Anemia and thrombocytopenia were the most common adverse events, but rarely led to discontinuation (1 patient in each treatment group for each event). Non-hematologic adverse events that occurred more frequently in the ruxolitinib group were bruising, dizziness, and headache. Adverse events that occurred after interruption or discontinuation of ruxolitinib treatment showed no pattern of a withdrawal effect; rather, and as expected, myelofibrosis symptoms gradually returned to baseline levels over approximately one week after stopping therapy.

In the COMFORT-II trial, an open label trial comparing ruxolitinib to best available therapy, conducted by Novartis, Incyte's collaboration partner outside of the U.S., ruxolitinib produced a volumetric spleen size reduction of 35% or greater in 28.5% of myelofibrosis patients compared to 0% of patients in the best available therapy (BAT) arm at 48 weeks (p<0.001). At week 24, 32% of patients treated with ruxolitinib demonstrated a 35% or greater volumetric spleen size reduction compared to 0% of patients treated with BAT (p<0.001) for the key secondary endpoint.
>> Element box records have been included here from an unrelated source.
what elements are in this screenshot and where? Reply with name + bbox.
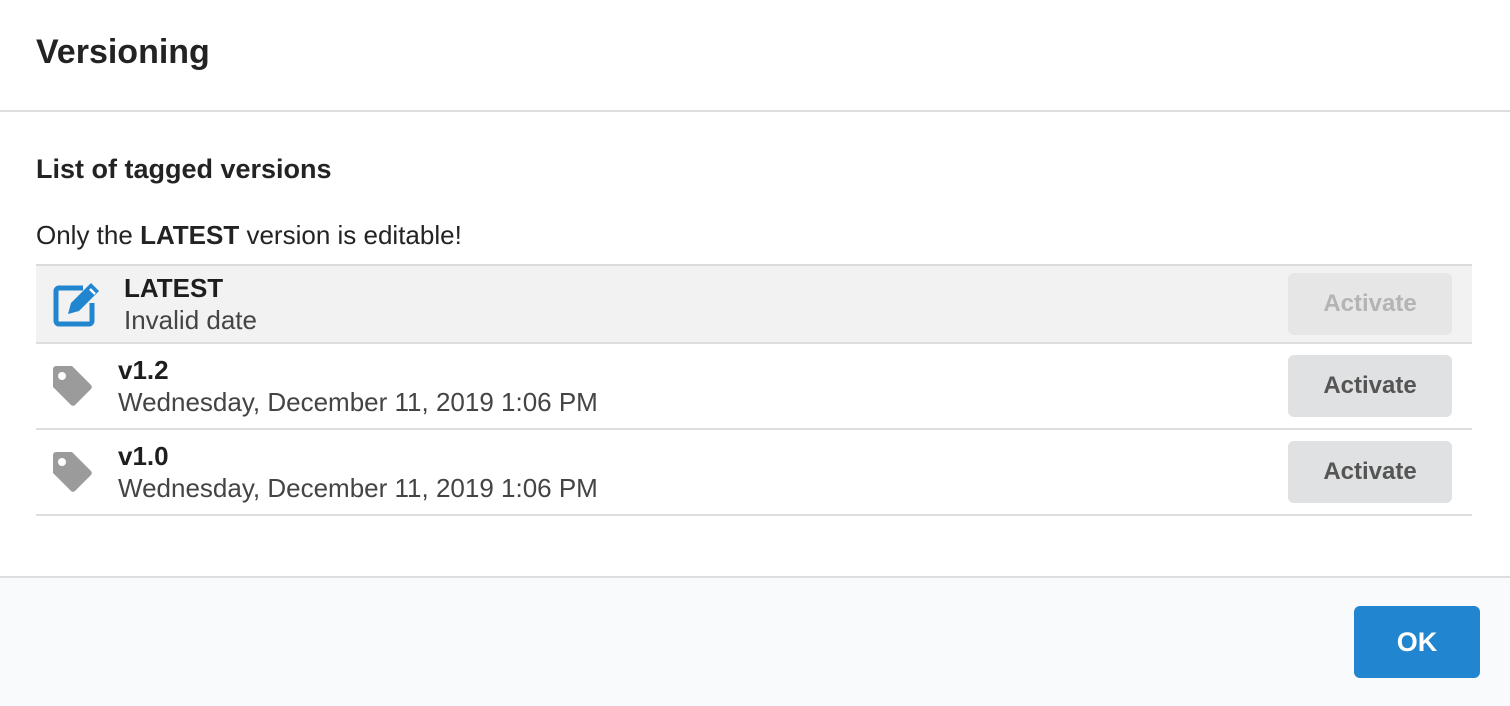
version-name: LATEST: [124, 273, 224, 303]
version-list: LATEST Invalid date Activate v1.2 Wednes…: [36, 264, 1472, 516]
version-date: Wednesday, December 11, 2019 1:06 PM: [118, 387, 598, 417]
dialog-content: List of tagged versions Only the LATEST …: [0, 112, 1510, 576]
version-date: Invalid date: [124, 305, 257, 335]
section-title: List of tagged versions: [36, 154, 332, 184]
editable-note: Only the LATEST version is editable!: [36, 188, 1472, 252]
version-row-latest[interactable]: LATEST Invalid date Activate: [36, 266, 1472, 344]
version-info: v1.0 Wednesday, December 11, 2019 1:06 P…: [108, 440, 1288, 504]
dialog-actions: OK: [0, 576, 1510, 706]
tag-icon: [36, 450, 108, 494]
activate-button-v1-2[interactable]: Activate: [1288, 355, 1452, 417]
version-date: Wednesday, December 11, 2019 1:06 PM: [118, 473, 598, 503]
dialog-header: Versioning: [0, 0, 1510, 112]
note-prefix: Only the: [36, 220, 141, 250]
note-suffix: version is editable!: [239, 220, 462, 250]
note-highlight: LATEST: [140, 220, 240, 250]
version-info: LATEST Invalid date: [114, 272, 1288, 336]
ok-button[interactable]: OK: [1354, 606, 1480, 678]
version-info: v1.2 Wednesday, December 11, 2019 1:06 P…: [108, 354, 1288, 418]
tag-icon: [36, 364, 108, 408]
edit-icon: [36, 281, 114, 327]
versioning-dialog: Versioning List of tagged versions Only …: [0, 0, 1510, 706]
version-row-v1-2[interactable]: v1.2 Wednesday, December 11, 2019 1:06 P…: [36, 344, 1472, 430]
activate-button-latest[interactable]: Activate: [1288, 273, 1452, 335]
version-name: v1.2: [118, 355, 169, 385]
version-name: v1.0: [118, 441, 169, 471]
dialog-title: Versioning: [36, 33, 210, 71]
activate-button-v1-0[interactable]: Activate: [1288, 441, 1452, 503]
version-row-v1-0[interactable]: v1.0 Wednesday, December 11, 2019 1:06 P…: [36, 430, 1472, 516]
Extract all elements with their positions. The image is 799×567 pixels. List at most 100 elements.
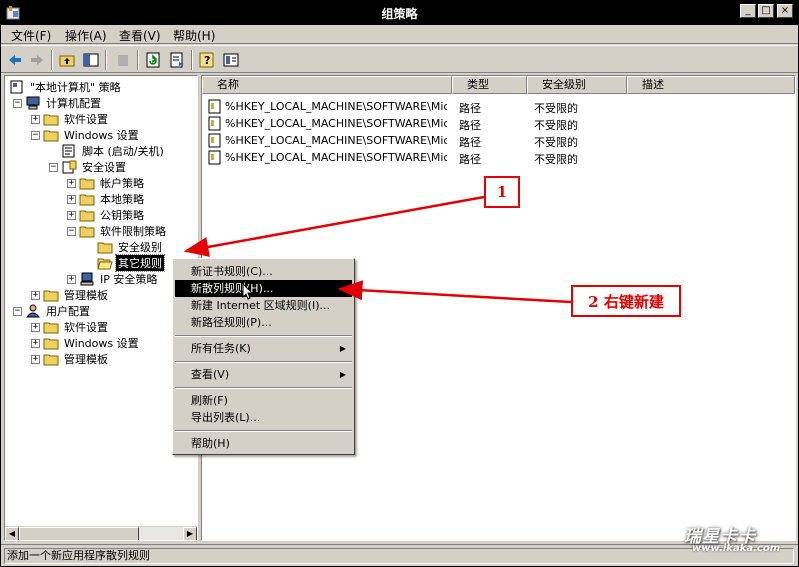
expand-icon[interactable]: + [67,194,76,204]
toolbar-separator [191,50,193,70]
column-header-name[interactable]: 名称 [202,76,452,94]
tree-item-security-settings[interactable]: − 安全设置 [49,159,128,175]
menu-item-new-certificate-rule[interactable]: 新证书规则(C)... [175,263,352,280]
expand-icon[interactable]: + [67,178,76,188]
tree-item-user-admin-templates[interactable]: + 管理模板 [31,351,110,367]
tree-item-scripts[interactable]: 脚本 (启动/关机) [49,143,166,159]
up-folder-icon[interactable] [57,50,77,70]
menu-separator [175,387,352,389]
annotation-callout-1: 1 [484,176,520,208]
tree-item-local-computer-policy[interactable]: "本地计算机" 策略 [9,79,123,95]
collapse-icon[interactable]: − [49,162,58,172]
collapse-icon[interactable]: − [13,306,22,316]
column-header-description[interactable]: 描述 [627,76,795,94]
collapse-icon[interactable]: − [31,130,40,140]
expand-icon[interactable]: + [31,114,40,124]
tree-item-user-config[interactable]: − 用户配置 [13,303,92,319]
console-tree-icon[interactable] [221,50,241,70]
tree-item-security-levels[interactable]: 安全级别 [85,239,164,255]
column-header-type[interactable]: 类型 [452,76,527,94]
delete-icon[interactable] [113,50,133,70]
tree-item-software-settings[interactable]: + 软件设置 [31,111,110,127]
open-folder-icon [97,258,113,270]
tree-item-account-policies[interactable]: + 帐户策略 [67,175,146,191]
watermark-url: www.ikaka.com [692,543,781,554]
menu-separator [175,361,352,363]
path-rule-icon [208,133,221,148]
menu-help[interactable]: 帮助(H) [173,27,215,44]
console-tree-pane[interactable]: "本地计算机" 策略 − 计算机配置 + 软件设置 − Windows 设置 脚… [4,75,198,541]
tree-item-admin-templates[interactable]: + 管理模板 [31,287,110,303]
tree-item-user-windows-settings[interactable]: + Windows 设置 [31,335,141,351]
expand-icon[interactable]: + [31,290,40,300]
menu-separator [175,430,352,432]
menu-view[interactable]: 查看(V) [119,27,161,44]
tree-item-software-restriction[interactable]: − 软件限制策略 [67,223,168,239]
export-list-icon[interactable] [167,50,187,70]
list-row[interactable]: %HKEY_LOCAL_MACHINE\SOFTWARE\Micr... 路径 … [202,132,795,149]
user-icon [25,304,41,318]
horizontal-scrollbar[interactable]: ◀ ▶ [5,526,197,540]
scroll-right-icon[interactable]: ▶ [183,527,197,540]
expand-icon[interactable]: + [31,354,40,364]
menu-item-refresh[interactable]: 刷新(F) [175,392,352,409]
expand-icon[interactable]: + [31,338,40,348]
menu-item-new-hash-rule[interactable]: 新散列规则(H)... [175,280,352,297]
toolbar-separator [105,50,107,70]
status-text: 添加一个新应用程序散列规则 [4,548,794,564]
menu-action[interactable]: 操作(A) [65,27,107,44]
toolbar-separator [137,50,139,70]
tree-item-additional-rules[interactable]: 其它规则 [85,254,165,272]
folder-icon [43,322,59,334]
expand-icon[interactable]: + [67,274,76,284]
refresh-icon[interactable] [143,50,163,70]
list-row[interactable]: %HKEY_LOCAL_MACHINE\SOFTWARE\Micr... 路径 … [202,115,795,132]
folder-icon [43,354,59,366]
menu-item-new-path-rule[interactable]: 新路径规则(P)... [175,314,352,331]
close-icon[interactable]: × [777,4,793,18]
submenu-arrow-icon: ▶ [339,344,346,353]
tree-item-local-policies[interactable]: + 本地策略 [67,191,146,207]
ip-security-icon [80,272,94,286]
menu-separator [175,335,352,337]
expand-icon[interactable]: + [31,322,40,332]
tree-item-windows-settings[interactable]: − Windows 设置 [31,127,141,143]
maximize-icon[interactable]: □ [758,4,774,18]
expand-icon[interactable]: + [67,210,76,220]
help-icon[interactable]: ? [197,50,217,70]
menu-file[interactable]: 文件(F) [11,27,51,44]
tree-item-public-key-policies[interactable]: + 公钥策略 [67,207,146,223]
menu-item-view[interactable]: 查看(V) ▶ [175,366,352,383]
status-bar: 添加一个新应用程序散列规则 [1,544,798,566]
context-menu: 新证书规则(C)... 新散列规则(H)... 新建 Internet 区域规则… [172,258,355,455]
scroll-thumb[interactable] [19,527,139,540]
show-hide-tree-icon[interactable] [81,50,101,70]
tree-item-user-software-settings[interactable]: + 软件设置 [31,319,110,335]
list-row[interactable]: %HKEY_LOCAL_MACHINE\SOFTWARE\Micr... 路径 … [202,149,795,166]
scroll-left-icon[interactable]: ◀ [5,527,19,540]
policy-icon [10,80,23,94]
tree-item-ip-security[interactable]: + IP 安全策略 [67,271,159,287]
back-icon[interactable] [5,50,25,70]
security-settings-icon [62,160,77,174]
menu-item-help[interactable]: 帮助(H) [175,435,352,452]
menu-item-all-tasks[interactable]: 所有任务(K) ▶ [175,340,352,357]
path-rule-icon [208,150,221,165]
title-bar[interactable]: 组策略 _ □ × [1,1,798,25]
forward-icon[interactable] [27,50,47,70]
group-policy-window: 组策略 _ □ × 文件(F) 操作(A) 查看(V) 帮助(H) ? "本地计… [0,0,799,567]
menu-item-new-zone-rule[interactable]: 新建 Internet 区域规则(I)... [175,297,352,314]
minimize-icon[interactable]: _ [740,4,756,18]
tree-item-computer-config[interactable]: − 计算机配置 [13,95,103,111]
folder-icon [43,114,59,126]
mouse-cursor-icon [242,283,254,300]
folder-icon [43,130,59,142]
annotation-callout-2: 2 右键新建 [571,285,681,317]
menu-item-export-list[interactable]: 导出列表(L)... [175,409,352,426]
list-row[interactable]: %HKEY_LOCAL_MACHINE\SOFTWARE\Micr... 路径 … [202,98,795,115]
collapse-icon[interactable]: − [67,226,76,236]
folder-icon [79,226,95,238]
toolbar: ? [1,45,798,73]
collapse-icon[interactable]: − [13,98,22,108]
column-header-security-level[interactable]: 安全级别 [527,76,627,94]
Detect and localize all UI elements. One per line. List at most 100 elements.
Additionally, ruxolitinib was associated with improvements in myelofibrosis symptoms at each evaluation as compared to BAT.

Consistent ruxolitinib therapy during COMFORT-II also provided a marked and durable improvement in overall quality of life measures, functioning and symptoms, including appetite loss, dyspnea, fatigue, insomnia and pain, by week 48, compared to a worsening of symptoms in BAT-treated patients. In the group treated with ruxolitinib, the most common adverse events were anemia and thrombocytopenia. The most frequently reported serious adverse event (SAE) was anemia for both arms (ruxolitinib, 5%; BAT, 4%). Pneumonia was the only SAE reported in ≥5% of patients in either arm (ruxolitinib, 1%; BAT, 5%).